Katar krizinde sağduyu dönemeci

Suudi Arabistan başta olmak üzere dört Arap ülkesinin Katar'a yönelik olarak başlattıkları izolasyon sürecinde son halka, geçtiğimiz hafta sonunda basına sızan 13 maddelik talep listesiydi bilindiği gibi. Bu listede Türkiye'nin Katar'daki askeri üssüne ilişkin bir talep de yer alıyordu.

Bundan önceki yazımızda aktarmıştık. Birleşik Arap Emirlikleri (BAE ) Dışişlerinden sorumlu devlet sekreteri Anwar Gargash Le Monde gazetesine demecinde sözkonusu talep listesinin bir çalışma belgesi olduğunu belirtiyordu. İran ile ilgili maddeler ve Türk üssü ile ilgili soruyu da bu maddenin bir "annex" olduğunu belirterek yanıtlıyordu. "Katar'ın kendi dış politikasını belirleme hakkı vardır. Kuveyt ve Oman'ın da İran ile ilişkileri var. Birşey demiyoruz. Katar'ın kendi kampında yeralan ülkeler aleyhine bir yaklaşım içine girmemesi gerekir," diyerek de asıl mevzunun İran olduğunu, Türkiye ile ilgili maddenin son anda "birileri" tarafından eklendiğini de bir anlamda anlatmış oluyordu.

Uygulanabilirliği olmayan bu listeye bir itiraz da ABD ve İngiltere'den geldi. ABD Dışişleri Bakanı Rex Tillerson, bu maddelerin uygulanmasının Katar için pek de kolay olmadığını söyledi. Benzeri bir çıkış Londra'dan da geldi. Bu listeyi hazırlayan ülkelerin anlamda aklı selime davet edilmiş oldu.

Çıtayı biraz ileriye taşımayı denedi "birileri" besbelli ve uygulanabilir olmadığını gördüler.

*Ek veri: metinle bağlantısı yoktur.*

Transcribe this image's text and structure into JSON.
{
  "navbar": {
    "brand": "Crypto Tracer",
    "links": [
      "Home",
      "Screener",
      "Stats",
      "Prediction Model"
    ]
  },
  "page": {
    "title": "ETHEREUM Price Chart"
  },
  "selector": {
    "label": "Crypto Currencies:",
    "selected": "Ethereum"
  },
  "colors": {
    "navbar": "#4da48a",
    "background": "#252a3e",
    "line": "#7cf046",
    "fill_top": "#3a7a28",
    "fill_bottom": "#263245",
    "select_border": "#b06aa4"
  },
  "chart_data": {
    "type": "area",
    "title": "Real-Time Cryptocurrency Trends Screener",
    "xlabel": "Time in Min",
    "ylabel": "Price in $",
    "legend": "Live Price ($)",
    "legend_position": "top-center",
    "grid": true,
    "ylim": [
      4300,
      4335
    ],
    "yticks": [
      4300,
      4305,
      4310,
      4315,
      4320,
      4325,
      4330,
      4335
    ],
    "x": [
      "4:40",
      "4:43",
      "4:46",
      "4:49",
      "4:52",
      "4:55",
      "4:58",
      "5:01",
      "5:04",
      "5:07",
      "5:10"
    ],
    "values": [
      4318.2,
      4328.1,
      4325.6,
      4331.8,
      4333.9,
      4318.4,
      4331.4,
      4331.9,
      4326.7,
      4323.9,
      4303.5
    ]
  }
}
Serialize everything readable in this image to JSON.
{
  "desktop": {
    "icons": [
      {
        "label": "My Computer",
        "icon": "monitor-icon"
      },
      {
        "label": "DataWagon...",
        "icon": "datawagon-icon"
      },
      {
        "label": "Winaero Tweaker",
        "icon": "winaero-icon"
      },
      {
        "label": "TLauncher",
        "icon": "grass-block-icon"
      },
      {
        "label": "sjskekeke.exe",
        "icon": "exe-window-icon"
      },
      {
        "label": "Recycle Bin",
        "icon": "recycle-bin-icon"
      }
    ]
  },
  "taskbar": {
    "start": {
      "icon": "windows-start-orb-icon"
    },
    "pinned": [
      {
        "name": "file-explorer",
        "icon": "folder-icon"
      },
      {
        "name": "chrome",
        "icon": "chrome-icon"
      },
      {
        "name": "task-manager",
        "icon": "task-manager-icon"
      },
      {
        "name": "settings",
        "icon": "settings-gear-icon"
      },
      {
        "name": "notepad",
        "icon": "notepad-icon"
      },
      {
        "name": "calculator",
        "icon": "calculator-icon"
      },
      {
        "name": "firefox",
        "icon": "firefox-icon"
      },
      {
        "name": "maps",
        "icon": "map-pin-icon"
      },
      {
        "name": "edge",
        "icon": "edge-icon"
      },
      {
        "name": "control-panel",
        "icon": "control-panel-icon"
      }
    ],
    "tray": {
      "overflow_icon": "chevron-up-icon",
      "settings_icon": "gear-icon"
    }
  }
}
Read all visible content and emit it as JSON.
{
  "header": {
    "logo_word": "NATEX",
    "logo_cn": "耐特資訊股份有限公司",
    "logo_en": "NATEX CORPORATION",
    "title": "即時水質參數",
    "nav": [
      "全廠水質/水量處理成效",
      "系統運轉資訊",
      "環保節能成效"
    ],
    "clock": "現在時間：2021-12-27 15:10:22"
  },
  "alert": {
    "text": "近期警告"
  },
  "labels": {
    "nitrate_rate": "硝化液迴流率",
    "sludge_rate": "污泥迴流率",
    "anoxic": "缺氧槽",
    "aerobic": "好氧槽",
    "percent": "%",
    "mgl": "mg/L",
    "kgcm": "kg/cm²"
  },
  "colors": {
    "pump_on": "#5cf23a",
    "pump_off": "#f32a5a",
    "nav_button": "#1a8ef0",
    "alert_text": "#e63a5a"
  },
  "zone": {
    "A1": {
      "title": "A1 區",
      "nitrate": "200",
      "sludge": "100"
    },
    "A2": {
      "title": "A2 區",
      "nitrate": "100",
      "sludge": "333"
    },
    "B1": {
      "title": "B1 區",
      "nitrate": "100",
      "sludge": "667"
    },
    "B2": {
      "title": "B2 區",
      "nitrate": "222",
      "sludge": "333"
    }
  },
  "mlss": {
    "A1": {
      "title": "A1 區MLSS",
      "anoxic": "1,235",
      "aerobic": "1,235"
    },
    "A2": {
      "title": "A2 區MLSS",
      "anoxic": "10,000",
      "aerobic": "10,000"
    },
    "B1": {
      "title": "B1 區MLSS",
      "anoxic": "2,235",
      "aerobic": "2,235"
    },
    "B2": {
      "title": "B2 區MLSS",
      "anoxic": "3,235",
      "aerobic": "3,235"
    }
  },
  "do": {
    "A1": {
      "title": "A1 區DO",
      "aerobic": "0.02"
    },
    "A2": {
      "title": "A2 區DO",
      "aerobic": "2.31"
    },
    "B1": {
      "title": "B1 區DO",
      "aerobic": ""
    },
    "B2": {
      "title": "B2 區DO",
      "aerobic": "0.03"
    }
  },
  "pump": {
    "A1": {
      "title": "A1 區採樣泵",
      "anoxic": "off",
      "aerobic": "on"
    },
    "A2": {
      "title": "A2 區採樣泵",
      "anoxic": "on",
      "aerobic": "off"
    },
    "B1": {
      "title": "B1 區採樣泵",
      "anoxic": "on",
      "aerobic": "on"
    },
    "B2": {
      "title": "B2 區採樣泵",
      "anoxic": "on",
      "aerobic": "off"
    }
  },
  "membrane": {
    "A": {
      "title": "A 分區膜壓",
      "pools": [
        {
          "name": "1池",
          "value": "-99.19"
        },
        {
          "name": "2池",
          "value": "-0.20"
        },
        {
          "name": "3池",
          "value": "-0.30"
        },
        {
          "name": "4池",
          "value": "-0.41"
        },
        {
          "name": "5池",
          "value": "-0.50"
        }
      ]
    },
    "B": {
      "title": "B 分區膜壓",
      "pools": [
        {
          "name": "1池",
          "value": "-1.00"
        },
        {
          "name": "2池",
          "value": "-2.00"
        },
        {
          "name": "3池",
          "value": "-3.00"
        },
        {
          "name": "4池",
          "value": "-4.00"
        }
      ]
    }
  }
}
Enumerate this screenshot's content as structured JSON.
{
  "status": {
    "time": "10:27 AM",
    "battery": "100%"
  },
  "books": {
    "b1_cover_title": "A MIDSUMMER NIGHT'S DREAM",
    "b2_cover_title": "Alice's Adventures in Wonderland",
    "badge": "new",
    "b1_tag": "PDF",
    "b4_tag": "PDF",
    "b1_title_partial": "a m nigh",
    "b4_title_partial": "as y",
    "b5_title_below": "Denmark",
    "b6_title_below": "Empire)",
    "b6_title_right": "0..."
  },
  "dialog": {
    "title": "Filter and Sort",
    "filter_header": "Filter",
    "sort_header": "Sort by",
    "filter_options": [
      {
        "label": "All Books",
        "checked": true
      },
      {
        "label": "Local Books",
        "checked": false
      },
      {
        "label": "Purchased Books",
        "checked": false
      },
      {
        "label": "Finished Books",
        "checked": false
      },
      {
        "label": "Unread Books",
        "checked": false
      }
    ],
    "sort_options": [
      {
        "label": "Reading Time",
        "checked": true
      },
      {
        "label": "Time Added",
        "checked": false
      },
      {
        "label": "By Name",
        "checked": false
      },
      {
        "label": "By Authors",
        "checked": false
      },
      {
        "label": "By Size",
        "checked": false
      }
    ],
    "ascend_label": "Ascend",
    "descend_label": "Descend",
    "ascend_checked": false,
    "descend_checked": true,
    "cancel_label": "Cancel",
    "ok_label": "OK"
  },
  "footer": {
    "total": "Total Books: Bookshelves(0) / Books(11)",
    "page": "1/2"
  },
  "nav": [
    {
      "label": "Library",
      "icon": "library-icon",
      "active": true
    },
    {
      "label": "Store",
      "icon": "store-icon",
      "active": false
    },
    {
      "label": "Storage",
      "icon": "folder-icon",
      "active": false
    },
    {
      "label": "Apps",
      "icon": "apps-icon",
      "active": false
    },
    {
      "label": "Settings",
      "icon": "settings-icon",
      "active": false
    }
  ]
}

Cumhurbaşkanı Recep Tayyip Erdoğan riyasetindeki Türk diplomasisinin ilmek ilmek uyguladığı süreç de Katar krizinde aklı başında bir inisiyatifin önemini bir kez daha gösterdi.

Herzliya Konferansı

Bu arada İsrail'de düzenlenen Herzliya konferansında beliren bir olgu, Katar krizini daha fazla anlamamıza da yardımcı olacak gibi. Güvenlik temalı konferansta İsrail'in eski savunma bakanı Moshe Yaalon ve mevcut İsrail askeri istihbarat şefi, İsrail ve Arap çatışmasının artık güncel bir kavram olmadığını belirtiyorlar ve İsrail'in Sünni Arap devletlerle iletişim kurmasının önemine vurgu yapıyorlar. Suudi Arabistan, Mısır, Ürdün bahsedilen Sünni Arap devletler. Hamas ve Müslüman Kardeşler konusunda Suudi Arabistan'ın tutumundan övgüyle bahsediyorlar.Suudi Arabistan'ın yeni veliahtı Muhammed bin Selman'ı da İsrail'e beklediklerini duyuruyorlar. Bir düşünce kuruluşu toplantısı, zihin fırtınası. Ama herşey böyle başlamaz mı? Bir de Katar'ın üzerindeki tazyiki anlamamız daha da kolay değil mi artık?